Preface: I just lost $10,000 on this game and and my emotions are raw, but…
Tied up at 14-14 at the half, West Virginia had the ball to start the 2nd half and every opportunity in the world to beat Iowa State. Minutes into the half, any optimism the Mountaineers had was deflated by a sluggish, vanilla, terrible offensive performance.
To say that Neal Brown’s play-calling was bland and conservative is a massive understatement. West Virginia didn’t play to win in the second half. There was no immediacy, a very simplified game plan, no offensive plays designed to actually move the ball and score. It was ugly.
Brown, following the game, said, “It’s a tough ask of Jack (Allison) to come in and play when he hasn’t played a whole lot. I thought he did some good things.”
Trending: Pros and Cons of Paying Student Athletes
A injury to the starting quarterback shouldn’t put an end to a team’s offense. “Next man up” should also include the quarterback. Jack Allison has struggled as a quarterback, but he certainly has a Division I arm. He makes questionable decisions, but he is capable of throwing the ball downfield. Anything (even if Allison threw multiple interceptions) would have been better than what we saw in the 2nd half from the Mountaineers offense.
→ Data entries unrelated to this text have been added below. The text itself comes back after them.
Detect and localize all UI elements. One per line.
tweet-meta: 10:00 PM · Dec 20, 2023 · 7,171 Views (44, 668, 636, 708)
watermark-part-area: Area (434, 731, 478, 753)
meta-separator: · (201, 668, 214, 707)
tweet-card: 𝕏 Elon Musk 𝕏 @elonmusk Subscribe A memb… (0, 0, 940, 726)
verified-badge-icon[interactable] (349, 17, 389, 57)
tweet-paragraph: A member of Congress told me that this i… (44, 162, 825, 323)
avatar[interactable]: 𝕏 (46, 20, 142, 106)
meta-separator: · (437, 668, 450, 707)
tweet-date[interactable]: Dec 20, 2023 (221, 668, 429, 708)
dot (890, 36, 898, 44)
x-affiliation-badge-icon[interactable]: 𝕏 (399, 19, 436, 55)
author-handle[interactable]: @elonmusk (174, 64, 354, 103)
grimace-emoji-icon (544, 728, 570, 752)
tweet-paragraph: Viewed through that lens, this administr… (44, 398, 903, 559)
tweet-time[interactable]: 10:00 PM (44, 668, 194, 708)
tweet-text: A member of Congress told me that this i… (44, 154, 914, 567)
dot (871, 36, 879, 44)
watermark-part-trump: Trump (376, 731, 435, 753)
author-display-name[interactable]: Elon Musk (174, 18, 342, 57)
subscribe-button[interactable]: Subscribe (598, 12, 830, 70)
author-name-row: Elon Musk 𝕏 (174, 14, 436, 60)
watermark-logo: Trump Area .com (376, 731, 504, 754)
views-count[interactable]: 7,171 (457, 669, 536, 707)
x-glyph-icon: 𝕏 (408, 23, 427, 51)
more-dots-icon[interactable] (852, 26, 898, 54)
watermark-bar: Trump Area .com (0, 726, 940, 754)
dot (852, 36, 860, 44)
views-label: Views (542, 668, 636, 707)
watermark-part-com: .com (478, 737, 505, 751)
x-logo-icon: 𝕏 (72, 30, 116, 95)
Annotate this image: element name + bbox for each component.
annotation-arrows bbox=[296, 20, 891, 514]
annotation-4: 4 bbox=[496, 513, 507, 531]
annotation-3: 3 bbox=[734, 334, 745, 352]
With that said, if it wasn’t clear before, it couldn’t be anymore clear now – Neal Brown has absolutely zero confidence in Jack Allison. Although he finished 18-24 with 140 yards, 1 touchdown and 1 interception, he really only had one good possession. The offense completely changed when he entered the game, and this is either a reflection of Allison’s ability or Brown’s lack of confidence in him, or both.
Mountaineer Sports’ Shawn Mullooly put it best: “It is hard when you have completely inadequate quarterback play coupled with an ineffective and young offensive line. Not going to beat many Big 12 teams with that.”
What’s mystifying is why Brown decided to stay with him in the 4th quarter when it was clear that he was not going to move the ball and the Mountaineers in desperate need of a spark.
Trey Lowe, the talented Redshirt Freshman, was exactly what the Mountaineers needed in the 2nd half. Many successful college teams use a dual threat quarterback because – as the phrase dual threat implies – they are a dual threat. Mobile quarterbacks can escape pressure and create plays when the pocket collapses and they have to make thing happen with their feet. Having a mobile quarterback is particularly important when a team has an average or below average (or in the case of WVU, way below average) offensive line.
West Virginia needs a mobile quarterback right now. The Mountaineers travel to Norman to play the Oklahoma Sooners next week and will likely be embarrassed whether Austin Kendall can play or not. It may even be worse if Kendall returns to the school he transferred from and is dominated by an absolutely fantastic Oklahoma defense.
If Kendall can’t play, the obvious answer is Trey Lowe as the starter next week. Starting Jack Allison adds almost nothing. Not only will the Mountaineers get beaten badly, they also loss a valuable opportunity to get Lowe experience in a big-time environment for the future.
If Kendall isn’t hurt and is available, let him start on a short leash and don’t embarrass him in front of a crowd that will likely not welcome him back with open arms. Trey Lowe not only gives the Mountaineers the best chance to win right now, playing him will also be what’s best for the future of the team.